Теперь уже не было сомнения в том, что Софиев - наш человек. Я
поблагодарил незнакомца, спросил:
- Как вас зовут?
- Зачем вам мое имя? - ответил он вопросом на вопрос. - Впрочем...
Алексей Манько.
Так я познакомился еще с одним хорошим человеком, ближайшим помощником
Софиева.
Алексей Манько стал постоянным связным между нами и Софиевым, а
передачи от него мы теперь стали получать довольно часто. Между тем при
встречах Александр Софиев делал вид, что не знает меня. Лишь однажды, когда
немцев не было поблизости, он едва заметным кивком головы подозвал к себе,
тихо спросил:
- Получаете от меня приветы?
- О да! - горячо зашептал я. - Спасибо! Слушайте, как вам удается все
это доставать?..
Переводчик сердито оборвал:
- Вы мне больше таких вопросов не задавайте!

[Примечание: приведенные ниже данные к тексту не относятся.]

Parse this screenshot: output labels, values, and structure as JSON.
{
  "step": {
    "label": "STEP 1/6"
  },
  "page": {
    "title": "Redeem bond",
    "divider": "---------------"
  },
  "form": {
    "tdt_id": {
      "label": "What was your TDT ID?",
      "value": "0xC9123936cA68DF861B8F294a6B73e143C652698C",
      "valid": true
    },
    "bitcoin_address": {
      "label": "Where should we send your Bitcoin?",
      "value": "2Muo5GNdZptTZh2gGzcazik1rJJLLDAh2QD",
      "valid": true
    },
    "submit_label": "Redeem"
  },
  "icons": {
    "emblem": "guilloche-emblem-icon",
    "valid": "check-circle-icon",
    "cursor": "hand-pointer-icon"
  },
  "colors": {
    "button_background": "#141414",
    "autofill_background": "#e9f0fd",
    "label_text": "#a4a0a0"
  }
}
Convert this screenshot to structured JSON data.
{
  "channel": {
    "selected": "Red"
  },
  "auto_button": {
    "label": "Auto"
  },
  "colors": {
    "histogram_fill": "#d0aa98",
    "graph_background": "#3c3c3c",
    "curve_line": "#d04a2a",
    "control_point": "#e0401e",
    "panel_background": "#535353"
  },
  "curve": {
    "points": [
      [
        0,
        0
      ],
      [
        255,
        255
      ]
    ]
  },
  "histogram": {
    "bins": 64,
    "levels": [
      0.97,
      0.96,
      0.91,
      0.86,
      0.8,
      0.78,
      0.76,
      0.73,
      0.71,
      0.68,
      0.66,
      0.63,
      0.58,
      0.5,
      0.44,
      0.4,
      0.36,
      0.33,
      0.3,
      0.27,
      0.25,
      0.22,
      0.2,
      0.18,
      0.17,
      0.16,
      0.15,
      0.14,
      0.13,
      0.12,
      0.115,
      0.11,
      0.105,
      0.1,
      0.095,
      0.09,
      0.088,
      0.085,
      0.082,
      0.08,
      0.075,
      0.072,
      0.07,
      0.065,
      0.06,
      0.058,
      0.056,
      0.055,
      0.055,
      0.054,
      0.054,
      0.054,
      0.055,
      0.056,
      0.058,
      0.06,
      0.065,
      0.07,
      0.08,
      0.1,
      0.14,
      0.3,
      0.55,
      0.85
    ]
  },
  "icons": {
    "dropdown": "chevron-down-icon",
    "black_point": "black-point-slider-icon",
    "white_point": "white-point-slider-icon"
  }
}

Круто повернулся и ушел. Я понял, что спросил лишнее. Вечером я
рассказал об этом разговоре Симону. Тот немного подумал, потом начал
рассуждать:
- Кажется мне, Софиев - фигура более значительная, чем мы думаем. Он
наверняка связан с...
И оборвал себя на полуслове, словно испугался, что и так сказал больше,
чем нужно. Опять по обыкновению замкнулся в себе.
Вечером снова появился Манько. Он передал нам очередную партию
медикаментов и впервые за все время, как мы были знакомы, задержался в блоке
дольше обычного. Мы разговорились, и он поведал свою, так похожую на наши,
историю плена.
Война застала Алексея в Калуше Ивано-Франковской области. Здесь 15-й
гаубичный полк, в котором он проходил практику как курсант, находился на
учениях. На рассвете 22 июня их обстреляли из пулеметов вражеские самолеты.
Полк подняли по тревоге, и через несколько дней он уже вел бои с врагом под
Бердичевом. Там полк оказался в окружении. Несколько раз пытался прорваться
к своим. В одном из таких боев Манько попал в плен. Дальше - путь, который
прошли все мы: тяжелые переходы в составе колонны военнопленных, пересыльный
лагерь.
Страшно худой, Манько все же резко выделялся среди других
военнопленных. У него были пышные каштановые волосы. Несмотря на крайне
тяжелые условия плена, он сумел сохранить подвижность, завидную энергию, а
главное - непоколебимую уверенность в том, что обязательно вырвется из
лагеря.
- Мы еще будем воевать, - говорил он нам. - Еще постреляем гадов.